E’ durato appena pochi mesi il provvedimento “storico” che in Corea del Nord, dallo scorso agosto, consentiva finalmente anche alle donne di andare in bicicletta. E’ di pochi giorni fa, infatti, la notizia che tale provvedimento è stato reintrodotto dal dittatore Kim Jong-un, terzo figlio e successore di Kim Jong-il, il “Caro Leader”, che ha governato la Corea del Nord dal 1994 al 2001 e che nel 1996 ha sancito per la prima volta il divieto alle donne di utilizzare la bicicletta.

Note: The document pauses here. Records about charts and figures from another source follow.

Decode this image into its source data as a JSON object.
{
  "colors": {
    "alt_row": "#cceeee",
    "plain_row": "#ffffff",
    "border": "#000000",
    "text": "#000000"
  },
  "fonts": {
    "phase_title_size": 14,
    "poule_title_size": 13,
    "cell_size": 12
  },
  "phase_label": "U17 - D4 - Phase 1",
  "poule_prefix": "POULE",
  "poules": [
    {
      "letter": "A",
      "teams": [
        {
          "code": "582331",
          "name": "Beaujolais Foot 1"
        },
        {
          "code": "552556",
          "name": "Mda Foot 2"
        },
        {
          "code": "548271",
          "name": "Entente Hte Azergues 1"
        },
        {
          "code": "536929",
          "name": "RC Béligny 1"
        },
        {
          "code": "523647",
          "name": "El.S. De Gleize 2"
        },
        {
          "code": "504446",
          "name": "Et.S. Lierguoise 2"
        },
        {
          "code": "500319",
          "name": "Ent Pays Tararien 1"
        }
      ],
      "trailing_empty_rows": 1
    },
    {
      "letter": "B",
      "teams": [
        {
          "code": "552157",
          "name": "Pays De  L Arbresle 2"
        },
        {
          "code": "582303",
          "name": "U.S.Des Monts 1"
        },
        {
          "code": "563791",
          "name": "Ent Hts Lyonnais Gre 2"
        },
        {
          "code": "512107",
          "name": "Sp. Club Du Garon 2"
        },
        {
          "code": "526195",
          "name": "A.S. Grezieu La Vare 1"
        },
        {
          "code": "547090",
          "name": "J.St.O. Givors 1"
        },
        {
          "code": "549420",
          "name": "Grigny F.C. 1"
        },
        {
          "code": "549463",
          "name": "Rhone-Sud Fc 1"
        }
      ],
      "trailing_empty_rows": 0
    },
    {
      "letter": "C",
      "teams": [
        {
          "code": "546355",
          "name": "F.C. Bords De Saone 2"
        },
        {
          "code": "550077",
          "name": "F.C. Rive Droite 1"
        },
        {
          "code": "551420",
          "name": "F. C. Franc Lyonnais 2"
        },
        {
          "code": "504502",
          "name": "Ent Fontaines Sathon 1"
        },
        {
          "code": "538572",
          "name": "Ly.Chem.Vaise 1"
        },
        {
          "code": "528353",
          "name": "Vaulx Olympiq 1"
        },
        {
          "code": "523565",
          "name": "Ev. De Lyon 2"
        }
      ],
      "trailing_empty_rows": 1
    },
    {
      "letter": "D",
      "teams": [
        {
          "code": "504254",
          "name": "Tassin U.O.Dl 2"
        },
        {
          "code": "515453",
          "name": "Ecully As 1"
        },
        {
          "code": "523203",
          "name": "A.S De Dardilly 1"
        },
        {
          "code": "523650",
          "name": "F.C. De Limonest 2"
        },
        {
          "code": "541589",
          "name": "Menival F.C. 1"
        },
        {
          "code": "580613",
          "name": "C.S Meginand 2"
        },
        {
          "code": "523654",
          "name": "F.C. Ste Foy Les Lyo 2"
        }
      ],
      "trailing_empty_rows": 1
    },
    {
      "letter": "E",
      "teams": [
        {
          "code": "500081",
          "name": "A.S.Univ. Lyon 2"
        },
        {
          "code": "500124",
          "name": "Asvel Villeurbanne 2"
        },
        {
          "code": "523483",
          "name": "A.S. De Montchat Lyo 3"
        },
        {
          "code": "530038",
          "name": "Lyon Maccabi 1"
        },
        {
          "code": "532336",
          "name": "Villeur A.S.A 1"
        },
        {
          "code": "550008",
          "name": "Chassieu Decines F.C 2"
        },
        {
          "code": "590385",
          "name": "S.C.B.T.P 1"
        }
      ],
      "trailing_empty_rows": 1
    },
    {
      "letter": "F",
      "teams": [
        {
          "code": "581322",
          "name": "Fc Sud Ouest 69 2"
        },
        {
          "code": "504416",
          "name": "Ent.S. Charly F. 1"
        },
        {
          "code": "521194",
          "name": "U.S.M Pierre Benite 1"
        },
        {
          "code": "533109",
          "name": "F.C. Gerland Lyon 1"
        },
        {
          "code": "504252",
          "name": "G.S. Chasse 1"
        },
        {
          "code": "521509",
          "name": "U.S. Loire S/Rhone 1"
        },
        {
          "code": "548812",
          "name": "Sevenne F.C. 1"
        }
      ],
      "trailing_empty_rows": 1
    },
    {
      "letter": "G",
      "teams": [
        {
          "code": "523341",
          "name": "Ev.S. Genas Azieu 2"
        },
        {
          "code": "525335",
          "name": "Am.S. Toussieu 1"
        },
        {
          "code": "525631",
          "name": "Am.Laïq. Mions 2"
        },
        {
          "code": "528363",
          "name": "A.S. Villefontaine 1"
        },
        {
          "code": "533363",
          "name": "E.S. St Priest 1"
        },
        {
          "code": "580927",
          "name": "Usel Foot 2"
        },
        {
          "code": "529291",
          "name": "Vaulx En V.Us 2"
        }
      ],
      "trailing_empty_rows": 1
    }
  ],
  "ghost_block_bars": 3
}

La Corea del Nord non è l’unico stato asiatico in cui vige un divieto simile, anche in Iran ed Arabia Saudita, ad esempio, la situazione è analoga. Ma mentre nei paesi islamici la causa ha radici religiose, in Corea del Nord la motivazione, almeno quella ufficiale, è che usare la bici per le donne sia indecoroso, una pratica contraria alla morale socialista. Secondo alcune fonti non ufficiali, in realtà, dietro questa spiegazione di facciata ci sarebbe un’altra causa, ovvero un incidente nel quale è rimasta uccisa la figlia di un esponente del governo nordcoreano di allora, mentre pedalava per le strade della capitale Pyongyang.
Dallo scorso 10 gennaio quindi, sono nuovamente scattati i controlli in strada della polizia nordcoreana, che sarà incaricata di multare le donne che trasgrediscono il regolamento (anche in caso si siedano dietro una bici guidata da un uomo) e confiscare loro il mezzo.
La decisione ovviamente non è piaciuta a ragazze e signore nordcoreane, sia perché le pone in una condizione sociale di svantaggio, sia soprattutto per motivi pratici ed economici.
In un paese come la Corea del Nord infatti, la bicicletta rappresenta un mezzo fondamentale per spostarsi e per compiere tutte le attività quotidiane, dalla spesa nei mercati, all’accompagnare i figli, fino al trasporto anche di grossi carichi. Vietare la bici ad una parte della popolazione, insomma, rappresenta oltre che un’ingiustizia sociale anche un grave danno per lo sviluppo dell’economia locale.